Monday, September 20, 2010

Responding to Waldrop - Mollie

The piece “Alarms and Excursions” by Rosemarie Waldrop has a defined audience of those interested in the purposes and effects of poetry on our society today. I think it is important to look at the second thesis, “it can make the culture aware of itself, and unveil hidden structures. It questions, resists”(Waldrop 215). Within this section the author’s purpose is reviled. The information the author presents within this section aids in supporting her thesis. She proceeds to examine the role poetry has played in our social and historical lives. One important source she uses is the work of Edmond Jabes to support her thesis and further it to a clear and concise understanding.

One excerpt of Edmond Jabes that Waldrop quotes is extremely useful in the defining of the terms. “Did I already know that opening and closing my eyes, lying down, moving, shrinking, dreaming, talking, being silent, writing and reading are all gestures and manifestations of subversion”(Waldrop 215)? This an important input on the behalf of Waldrop because it indicates a stream of consciousness between the author and the audience. One tactic the Waldrop uses is her ability for us to see poetry as something that is attainable. “Poetry has social relevance. It is not just an ornament or just private, an expression of personal emotions”(Waldrop 215). It is within this excerpt that we see poetry has a form of expression and not something that we should keep to ourselves.

Through this Waldrop is clearly defining terms of an audience of poetry. We are often conflicted with the fact that poetry must be something ornate that only few can reach it. Waldrop addresses these concerns in this piece by defining poetry as an outlet for emotions, a way of expression something that everyone is capable of. In many ways this information is useful to the audience in breaking down the barrier one often feels towards poetry and providing information for the audience to become poets themselves.

The format of this essay by Waldrop is one that is very unique for the average reader, the authors collaboration of poetry intermixed with academic disciplines is extremely successful in portraying poetry has a living art and not one of the past. I believe that the thesis I have stated above is so powerful and important because it transcends the way we see poetry today, illustrating the power of poetry in our society. The author is able to do this by incorporating modern day examples or problems with in her essay. She deems poetry as a social function, just as does society, “writing becomes action through this unveiling”(Waldrop 215).

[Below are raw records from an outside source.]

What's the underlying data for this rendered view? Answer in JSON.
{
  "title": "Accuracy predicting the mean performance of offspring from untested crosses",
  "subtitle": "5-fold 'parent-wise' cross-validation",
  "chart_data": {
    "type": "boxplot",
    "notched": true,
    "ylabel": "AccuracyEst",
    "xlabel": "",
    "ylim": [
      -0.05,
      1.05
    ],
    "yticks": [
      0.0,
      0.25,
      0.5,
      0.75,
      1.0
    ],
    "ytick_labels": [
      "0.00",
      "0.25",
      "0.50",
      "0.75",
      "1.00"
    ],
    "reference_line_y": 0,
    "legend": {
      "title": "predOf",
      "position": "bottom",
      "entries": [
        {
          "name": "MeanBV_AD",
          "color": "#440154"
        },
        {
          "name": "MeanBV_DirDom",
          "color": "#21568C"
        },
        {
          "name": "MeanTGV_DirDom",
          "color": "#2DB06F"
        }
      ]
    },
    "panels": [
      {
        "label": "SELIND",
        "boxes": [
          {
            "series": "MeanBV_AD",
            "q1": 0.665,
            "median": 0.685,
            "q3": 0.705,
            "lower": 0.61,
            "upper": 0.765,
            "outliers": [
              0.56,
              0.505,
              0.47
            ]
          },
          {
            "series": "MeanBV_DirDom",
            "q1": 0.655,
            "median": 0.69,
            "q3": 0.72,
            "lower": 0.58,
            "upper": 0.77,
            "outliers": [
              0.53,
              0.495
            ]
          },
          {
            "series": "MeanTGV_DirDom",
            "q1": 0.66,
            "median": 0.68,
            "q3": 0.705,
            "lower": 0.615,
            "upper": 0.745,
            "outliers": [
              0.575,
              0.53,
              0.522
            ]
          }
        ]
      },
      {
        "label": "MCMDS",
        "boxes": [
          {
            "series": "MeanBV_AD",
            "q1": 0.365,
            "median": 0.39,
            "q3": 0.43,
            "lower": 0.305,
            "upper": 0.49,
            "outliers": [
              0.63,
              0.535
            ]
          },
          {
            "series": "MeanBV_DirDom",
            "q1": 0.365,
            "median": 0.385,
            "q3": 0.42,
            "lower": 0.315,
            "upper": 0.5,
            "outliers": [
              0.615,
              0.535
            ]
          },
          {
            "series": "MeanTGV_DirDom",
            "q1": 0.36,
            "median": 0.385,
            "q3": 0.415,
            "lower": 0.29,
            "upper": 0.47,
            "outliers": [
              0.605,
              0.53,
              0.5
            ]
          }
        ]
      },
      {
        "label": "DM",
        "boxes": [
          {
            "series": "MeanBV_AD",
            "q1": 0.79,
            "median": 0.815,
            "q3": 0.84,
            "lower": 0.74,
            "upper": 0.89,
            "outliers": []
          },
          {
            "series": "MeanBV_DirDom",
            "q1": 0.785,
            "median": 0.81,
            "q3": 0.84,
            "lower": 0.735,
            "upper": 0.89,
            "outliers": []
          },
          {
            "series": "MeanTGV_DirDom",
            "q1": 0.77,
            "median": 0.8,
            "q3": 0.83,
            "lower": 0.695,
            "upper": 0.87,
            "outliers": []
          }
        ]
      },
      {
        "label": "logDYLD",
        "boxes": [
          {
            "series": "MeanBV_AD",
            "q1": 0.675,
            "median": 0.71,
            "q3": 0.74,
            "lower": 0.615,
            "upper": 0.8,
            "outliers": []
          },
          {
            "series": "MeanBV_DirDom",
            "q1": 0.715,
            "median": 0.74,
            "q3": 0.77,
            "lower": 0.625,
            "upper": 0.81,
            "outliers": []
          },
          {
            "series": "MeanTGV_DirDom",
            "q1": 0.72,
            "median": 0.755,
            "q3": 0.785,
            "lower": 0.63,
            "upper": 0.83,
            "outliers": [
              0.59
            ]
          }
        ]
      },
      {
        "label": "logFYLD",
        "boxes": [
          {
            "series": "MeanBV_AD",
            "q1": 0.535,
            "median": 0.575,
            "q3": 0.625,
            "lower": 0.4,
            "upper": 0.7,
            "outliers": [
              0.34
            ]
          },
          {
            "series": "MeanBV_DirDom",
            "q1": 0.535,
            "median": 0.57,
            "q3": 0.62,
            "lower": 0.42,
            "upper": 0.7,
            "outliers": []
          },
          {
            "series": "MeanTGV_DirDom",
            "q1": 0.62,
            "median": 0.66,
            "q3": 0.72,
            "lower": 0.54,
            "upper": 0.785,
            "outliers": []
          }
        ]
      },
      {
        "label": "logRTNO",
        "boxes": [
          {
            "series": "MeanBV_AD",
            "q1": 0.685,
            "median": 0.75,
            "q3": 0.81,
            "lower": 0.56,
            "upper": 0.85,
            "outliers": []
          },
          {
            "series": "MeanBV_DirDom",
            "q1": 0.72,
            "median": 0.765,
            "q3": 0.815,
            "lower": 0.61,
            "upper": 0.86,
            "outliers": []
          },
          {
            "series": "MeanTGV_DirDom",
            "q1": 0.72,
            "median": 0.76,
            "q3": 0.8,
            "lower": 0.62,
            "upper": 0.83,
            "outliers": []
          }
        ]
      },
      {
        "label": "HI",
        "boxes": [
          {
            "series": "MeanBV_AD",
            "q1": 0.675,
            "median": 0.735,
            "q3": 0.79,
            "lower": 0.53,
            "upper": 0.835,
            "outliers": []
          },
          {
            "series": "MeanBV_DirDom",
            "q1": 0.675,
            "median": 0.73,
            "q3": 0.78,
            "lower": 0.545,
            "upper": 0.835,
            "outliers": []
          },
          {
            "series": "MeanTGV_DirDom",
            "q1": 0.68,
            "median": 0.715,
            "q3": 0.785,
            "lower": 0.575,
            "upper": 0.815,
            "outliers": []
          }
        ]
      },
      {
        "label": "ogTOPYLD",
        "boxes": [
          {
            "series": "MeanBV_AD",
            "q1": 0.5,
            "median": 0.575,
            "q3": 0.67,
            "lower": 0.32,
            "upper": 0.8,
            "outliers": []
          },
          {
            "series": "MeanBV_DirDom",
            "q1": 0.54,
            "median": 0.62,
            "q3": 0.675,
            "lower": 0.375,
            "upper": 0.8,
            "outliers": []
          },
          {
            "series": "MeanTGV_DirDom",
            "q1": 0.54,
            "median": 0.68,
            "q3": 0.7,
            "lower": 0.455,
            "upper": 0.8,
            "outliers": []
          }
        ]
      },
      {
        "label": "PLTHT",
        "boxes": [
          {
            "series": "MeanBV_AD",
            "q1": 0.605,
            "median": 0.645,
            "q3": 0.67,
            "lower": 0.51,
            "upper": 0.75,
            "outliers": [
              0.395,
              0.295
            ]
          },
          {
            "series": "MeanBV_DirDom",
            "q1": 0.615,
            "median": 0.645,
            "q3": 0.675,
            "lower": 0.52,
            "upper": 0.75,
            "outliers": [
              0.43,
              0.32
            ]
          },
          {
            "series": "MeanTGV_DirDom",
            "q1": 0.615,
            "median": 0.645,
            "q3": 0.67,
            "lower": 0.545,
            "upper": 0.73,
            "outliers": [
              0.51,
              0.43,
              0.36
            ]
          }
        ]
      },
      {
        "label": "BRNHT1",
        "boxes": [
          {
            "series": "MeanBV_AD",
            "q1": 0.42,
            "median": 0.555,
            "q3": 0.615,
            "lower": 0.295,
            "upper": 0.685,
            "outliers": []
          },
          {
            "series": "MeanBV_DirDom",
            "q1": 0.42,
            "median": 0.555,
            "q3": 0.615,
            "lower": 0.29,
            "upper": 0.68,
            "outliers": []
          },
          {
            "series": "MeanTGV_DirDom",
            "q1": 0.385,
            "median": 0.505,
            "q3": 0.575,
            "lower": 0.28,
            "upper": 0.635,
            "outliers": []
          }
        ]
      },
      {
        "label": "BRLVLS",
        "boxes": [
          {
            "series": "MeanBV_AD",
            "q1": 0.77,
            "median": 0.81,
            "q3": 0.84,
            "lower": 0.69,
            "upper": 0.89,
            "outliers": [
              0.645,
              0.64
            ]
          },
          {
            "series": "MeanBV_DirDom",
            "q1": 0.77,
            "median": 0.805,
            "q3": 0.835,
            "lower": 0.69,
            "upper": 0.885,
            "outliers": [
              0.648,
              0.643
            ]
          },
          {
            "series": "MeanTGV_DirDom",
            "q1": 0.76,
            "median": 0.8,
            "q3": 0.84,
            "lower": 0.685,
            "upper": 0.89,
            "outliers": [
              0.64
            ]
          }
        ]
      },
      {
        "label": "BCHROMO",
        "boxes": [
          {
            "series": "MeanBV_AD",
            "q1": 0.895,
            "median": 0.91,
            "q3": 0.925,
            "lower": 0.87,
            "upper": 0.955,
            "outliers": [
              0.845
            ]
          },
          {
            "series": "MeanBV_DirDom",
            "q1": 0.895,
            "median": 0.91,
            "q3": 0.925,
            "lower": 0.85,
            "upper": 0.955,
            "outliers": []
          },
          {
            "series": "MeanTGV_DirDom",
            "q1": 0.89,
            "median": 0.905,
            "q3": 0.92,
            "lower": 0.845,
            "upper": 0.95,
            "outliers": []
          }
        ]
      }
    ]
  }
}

In sum the work of Waldrop in this essay puts poetry on par with what we are able to achieve. We can attain it, understand it, and enjoy it when we see it as a personal expression of emotion, feelings and echoes of society. Poetry can become a verb when it is unveiled. Waldrop’s use of speaking to the audience in the format of a conversation is extremely important in defining her purpose of writing the piece. We need to see poetry as a living being rather then an art of the past.